Another aspect of free cash flows as an indicator of company quality is what management does with it. Instead of going on an acquisition binge, which usually leads to infamy, Ituran has decided to distribute at least 50% of its net profits as a quarterly dividend. This is a way for management to compensate shareholders for P/E contraction or slow P/E expansion in range-bound markets. It also forces management to make disciplined decisions without necessarily compromising on its growth aspects.
A third indicator of quality is the quality of earnings as indicated by the relationship between operating cash flows and net income. For a company to have quality earnings, it must have a trend where operating cash flow is greater than net income. A trend where the two series diverge or do not move in the same overall direction could signal rising sales coming from accounting gimmicks:
The recent trend where the two series crossed is due to decreasing subscription fee revenue resulting from exchange rate risk or depreciation of the U.S. Dollar against the Brazilian Real, Israeli Shekel, and Argentinean Peso.
A fourth indicator of quality comes from Ituran's high return on capital:
A company with high ROIC does not have to increase equity or debt for the sake of growth, and implies a competitive advantage atleast for the time being.
I use Vitaliy Katsenelson's Absolute Valuation model in order to prevent falling into the relative valuation trap. The model's usefulness comes from the fact that:
- It forces the investor to be honest and explicit with their assumptions regarding the company's business risk, financial risk, and earnings visibility.
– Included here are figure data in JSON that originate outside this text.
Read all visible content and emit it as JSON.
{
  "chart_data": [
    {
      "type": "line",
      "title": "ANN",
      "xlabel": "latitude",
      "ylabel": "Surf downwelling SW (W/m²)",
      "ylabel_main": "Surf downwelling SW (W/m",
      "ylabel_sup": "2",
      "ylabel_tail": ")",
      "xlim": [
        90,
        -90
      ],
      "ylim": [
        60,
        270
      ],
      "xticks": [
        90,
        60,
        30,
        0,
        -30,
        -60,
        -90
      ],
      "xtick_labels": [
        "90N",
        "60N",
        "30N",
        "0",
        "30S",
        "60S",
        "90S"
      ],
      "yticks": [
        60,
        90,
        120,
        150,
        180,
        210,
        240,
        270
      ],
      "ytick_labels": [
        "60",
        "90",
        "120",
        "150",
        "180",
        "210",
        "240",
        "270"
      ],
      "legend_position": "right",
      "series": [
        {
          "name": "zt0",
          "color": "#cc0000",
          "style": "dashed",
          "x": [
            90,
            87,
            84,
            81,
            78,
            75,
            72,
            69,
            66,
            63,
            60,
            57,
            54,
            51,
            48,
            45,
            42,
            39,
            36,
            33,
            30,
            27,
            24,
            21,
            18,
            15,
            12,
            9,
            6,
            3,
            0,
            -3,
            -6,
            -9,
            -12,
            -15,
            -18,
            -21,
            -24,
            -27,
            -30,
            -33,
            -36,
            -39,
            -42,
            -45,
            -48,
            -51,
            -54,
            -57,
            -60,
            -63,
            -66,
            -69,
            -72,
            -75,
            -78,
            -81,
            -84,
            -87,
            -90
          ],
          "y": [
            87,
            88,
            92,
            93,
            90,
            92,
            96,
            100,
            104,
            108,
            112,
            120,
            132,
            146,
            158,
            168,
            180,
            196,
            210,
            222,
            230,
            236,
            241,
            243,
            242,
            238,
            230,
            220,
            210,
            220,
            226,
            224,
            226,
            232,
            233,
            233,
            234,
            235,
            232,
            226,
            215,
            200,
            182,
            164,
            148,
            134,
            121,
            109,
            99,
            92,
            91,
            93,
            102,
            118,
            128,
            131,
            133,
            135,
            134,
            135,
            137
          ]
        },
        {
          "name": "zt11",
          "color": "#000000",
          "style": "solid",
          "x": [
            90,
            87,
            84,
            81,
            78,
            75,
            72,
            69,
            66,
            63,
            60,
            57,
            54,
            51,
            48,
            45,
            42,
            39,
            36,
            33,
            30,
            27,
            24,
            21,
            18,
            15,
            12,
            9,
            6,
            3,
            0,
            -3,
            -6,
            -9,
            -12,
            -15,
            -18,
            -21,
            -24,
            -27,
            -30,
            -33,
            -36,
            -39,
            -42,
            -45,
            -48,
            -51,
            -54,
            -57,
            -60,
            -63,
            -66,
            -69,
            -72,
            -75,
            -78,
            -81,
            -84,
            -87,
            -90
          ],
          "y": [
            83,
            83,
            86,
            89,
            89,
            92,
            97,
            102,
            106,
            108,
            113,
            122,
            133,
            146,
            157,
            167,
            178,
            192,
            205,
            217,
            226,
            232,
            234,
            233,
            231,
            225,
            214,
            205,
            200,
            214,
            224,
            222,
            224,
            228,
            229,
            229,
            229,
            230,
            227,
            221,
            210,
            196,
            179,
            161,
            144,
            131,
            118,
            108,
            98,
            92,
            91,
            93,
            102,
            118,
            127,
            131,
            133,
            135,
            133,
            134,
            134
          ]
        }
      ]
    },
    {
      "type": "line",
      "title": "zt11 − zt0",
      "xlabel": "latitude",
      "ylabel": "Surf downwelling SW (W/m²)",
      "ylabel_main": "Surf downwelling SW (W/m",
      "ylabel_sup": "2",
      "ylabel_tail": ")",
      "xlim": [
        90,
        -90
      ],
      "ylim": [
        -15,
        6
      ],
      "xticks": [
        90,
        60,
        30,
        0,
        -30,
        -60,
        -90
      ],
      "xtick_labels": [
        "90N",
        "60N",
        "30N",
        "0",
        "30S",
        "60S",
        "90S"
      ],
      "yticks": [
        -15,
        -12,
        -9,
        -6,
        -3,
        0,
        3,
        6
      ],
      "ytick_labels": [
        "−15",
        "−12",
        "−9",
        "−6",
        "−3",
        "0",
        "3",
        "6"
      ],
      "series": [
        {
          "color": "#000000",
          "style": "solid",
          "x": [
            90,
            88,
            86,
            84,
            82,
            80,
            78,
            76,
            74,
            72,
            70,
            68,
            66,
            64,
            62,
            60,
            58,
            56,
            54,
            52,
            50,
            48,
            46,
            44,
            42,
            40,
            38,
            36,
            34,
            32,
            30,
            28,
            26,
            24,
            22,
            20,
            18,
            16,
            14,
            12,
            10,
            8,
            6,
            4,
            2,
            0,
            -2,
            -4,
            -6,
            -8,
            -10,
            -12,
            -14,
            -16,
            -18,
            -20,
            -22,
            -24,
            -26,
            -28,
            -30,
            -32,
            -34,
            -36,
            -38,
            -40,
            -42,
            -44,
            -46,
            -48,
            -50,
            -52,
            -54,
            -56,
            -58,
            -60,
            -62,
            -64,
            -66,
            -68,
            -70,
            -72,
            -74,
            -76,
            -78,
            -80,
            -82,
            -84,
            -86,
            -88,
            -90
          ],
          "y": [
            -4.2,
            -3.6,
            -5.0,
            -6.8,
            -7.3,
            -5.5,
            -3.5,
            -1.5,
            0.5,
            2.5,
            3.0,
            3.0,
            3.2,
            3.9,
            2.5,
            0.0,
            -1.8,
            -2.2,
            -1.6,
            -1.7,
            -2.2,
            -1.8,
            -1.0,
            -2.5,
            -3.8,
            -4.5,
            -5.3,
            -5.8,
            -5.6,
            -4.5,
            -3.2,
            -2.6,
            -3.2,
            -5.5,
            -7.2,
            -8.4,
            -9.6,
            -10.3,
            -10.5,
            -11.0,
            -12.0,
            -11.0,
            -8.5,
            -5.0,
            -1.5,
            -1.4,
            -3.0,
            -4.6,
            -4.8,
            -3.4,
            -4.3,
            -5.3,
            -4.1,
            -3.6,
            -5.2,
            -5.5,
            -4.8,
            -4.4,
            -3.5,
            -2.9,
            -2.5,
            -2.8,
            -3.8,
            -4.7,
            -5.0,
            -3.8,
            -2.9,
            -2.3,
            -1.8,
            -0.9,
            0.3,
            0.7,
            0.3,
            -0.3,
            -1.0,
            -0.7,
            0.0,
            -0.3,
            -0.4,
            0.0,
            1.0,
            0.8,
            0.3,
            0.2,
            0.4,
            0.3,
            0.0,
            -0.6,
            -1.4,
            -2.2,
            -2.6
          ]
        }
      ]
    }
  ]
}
- Avoids the many estimation errors inherent in a discounted cash flow model.
- Allows the investor to get an intuitive sense of (to borrow from Nassim Taleb's latest masterpiece) the fragility of the company, and not get confident about "sophisticated" predictions based on something like beta.
- Builds in a substantial amount of margin of safety into the valuation.
|Ituran Location and Control|
|Expected Earnings Growth Rate||6%|
|Expected Dividend Yield||3.71%|
|Required Margin of Safety||24.09%|
|Fair Value P/E||18.53|
|Current P/E TTM||9.917|
(Data courtesy of Ycharts.com and Yahoo.com)
I have to admit that there's plenty of subjectivity built into the absolute valuation model. But it keeps me honest in that I'm not making an outright prediction dressed with fancy mathematics. Ituran has the potential to become a stellar company and stock. It also has the potential to go bankrupt should something catastrophic occur. But it's a company with high quality in terms of management, dividends, and free cash flow. It has growth potential, and more importantly growth opportunities in places like the United States. In addition, it's a small-cap that doesn't get much attention from analysts. At the very least I think it belongs on a value investor's watch-list.
*For a quick overview of the Absolute Valuation model, see Vitaliy Katsenelson's Active Value Investing or www.oldschoolvalue.com/blog/valuation-methods/value-stocks-like-a-pro-absolute-pe-model/
Disclosure: I have no positions in any stocks mentioned, but may initiate a long position in ITRN over the next 72 hours. I wrote this article myself, and it expresses my own opinions. I am not receiving compensation for it. I have no business relationship with any company whose stock is mentioned in this article.
Additional disclosure: I will initiate a long position in 72 hours.